In un primo elettrizzante, Gli scienziati di Stanford si sono collegati a cellule di alghe e hanno sfruttato una minuscola corrente elettrica. L'hanno trovata alla fonte stessa della produzione di energia:la fotosintesi, il metodo di una pianta per convertire la luce solare in energia chimica. Potrebbe essere un primo passo verso la generazione di bioelettricità "ad alta efficienza" che non emette anidride carbonica come sottoprodotto, dicono i ricercatori.
"Crediamo di essere i primi a estrarre elettroni da cellule vegetali viventi, " ha detto WonHyoung Ryu, l'autore principale del documento pubblicato nel numero di marzo di Nano lettere . Ryu ha condotto gli esperimenti mentre era un ricercatore associato per il professore di ingegneria meccanica Fritz Prinz.
Il team di ricerca di Stanford ha sviluppato un unico, nanoelettrodo ultra-affilato in oro, appositamente progettato per sondare all'interno delle celle. Lo spinsero delicatamente attraverso le membrane delle cellule algali, che lo sigillava intorno, e la cellula rimase in vita. Dalle cellule fotosintetizzanti, l'elettrodo ha raccolto gli elettroni che erano stati energizzati dalla luce ei ricercatori hanno generato una minuscola corrente elettrica.
"Siamo ancora nelle fasi scientifiche della ricerca, " ha detto Ryu. "Avevamo a che fare con singole cellule per dimostrare che possiamo raccogliere gli elettroni."
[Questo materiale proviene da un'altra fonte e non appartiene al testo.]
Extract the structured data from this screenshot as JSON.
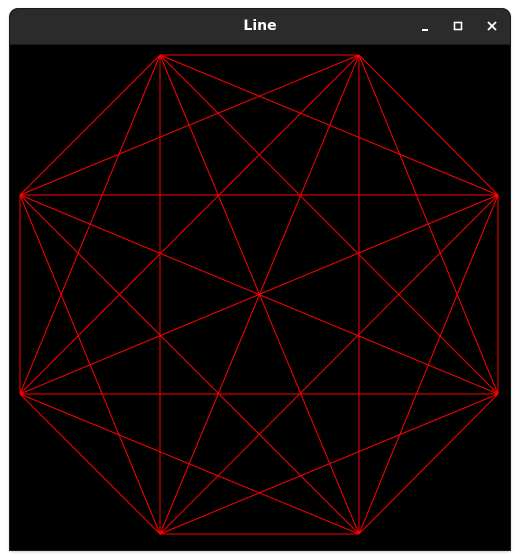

Le piante usano la fotosintesi per convertire l'energia luminosa in energia chimica, che è immagazzinato nei legami degli zuccheri che usano per il cibo. Il processo avviene nei cloroplasti, le centrali elettriche cellulari che producono zuccheri e danno alle foglie e alle alghe il loro colore verde. Nei cloroplasti, l'acqua viene scissa in ossigeno, protoni ed elettroni. La luce solare penetra nel cloroplasto e porta gli elettroni a un livello energetico elevato, e una proteina li afferra prontamente. Gli elettroni vengono trasmessi da una serie di proteine, che successivamente catturano sempre più energia degli elettroni per sintetizzare gli zuccheri fino a esaurire tutta l'energia dell'elettrone.
In questo esperimento, i ricercatori hanno intercettato gli elettroni subito dopo che erano stati eccitati dalla luce ed erano ai loro livelli energetici più alti. Hanno posizionato gli elettrodi d'oro nei cloroplasti delle cellule delle alghe, e ha sottratto gli elettroni per generare la piccola corrente elettrica.
Il risultato, dicono i ricercatori, è la produzione di elettricità che non rilascia carbonio nell'atmosfera. Gli unici sottoprodotti della fotosintesi sono i protoni e l'ossigeno.
"Questa è potenzialmente una delle fonti di energia più pulite per la generazione di energia, " disse Ryu. "Ma la domanda è, è economicamente fattibile?"
Ryu ha detto che erano in grado di prelevare da ogni cella solo un picoampere, una quantità di elettricità così piccola che avrebbero bisogno di un trilione di celle fotosintetiche per un'ora solo per eguagliare la quantità di energia immagazzinata in una batteria AA. Inoltre, le cellule muoiono dopo un'ora. Ryu ha detto che piccole perdite nella membrana attorno all'elettrodo potrebbero uccidere le cellule, oppure potrebbero morire perché stanno perdendo l'energia che normalmente userebbero per i loro processi vitali. Uno dei prossimi passi sarebbe quello di modificare il design dell'elettrodo per prolungare la vita della cella, ha detto Ryu.
Raccogliere elettroni in questo modo sarebbe più efficiente che bruciare biocarburanti, poiché la maggior parte degli impianti che vengono bruciati come combustibile alla fine immagazzina solo circa il 3-6 percento dell'energia solare disponibile, ha detto Ryu. Il suo processo aggira la necessità di combustione, che sfrutta solo una parte dell'energia immagazzinata da una pianta. La raccolta di elettroni in questo studio era efficiente di circa il 20%. Ryu ha detto che potrebbe teoricamente raggiungere il 100% di efficienza un giorno. (Le celle solari fotovoltaiche sono attualmente efficienti per circa il 20-40%.)
I possibili passi successivi sarebbero utilizzare un impianto con cloroplasti più grandi per un'area di raccolta più ampia, e un elettrodo più grande che potrebbe catturare più elettroni. Con una pianta più longeva e una migliore capacità di raccolta, potrebbero aumentare il processo, ha detto Ryu. Ryu è ora professore alla Yonsei University di Seoul, Corea del Sud.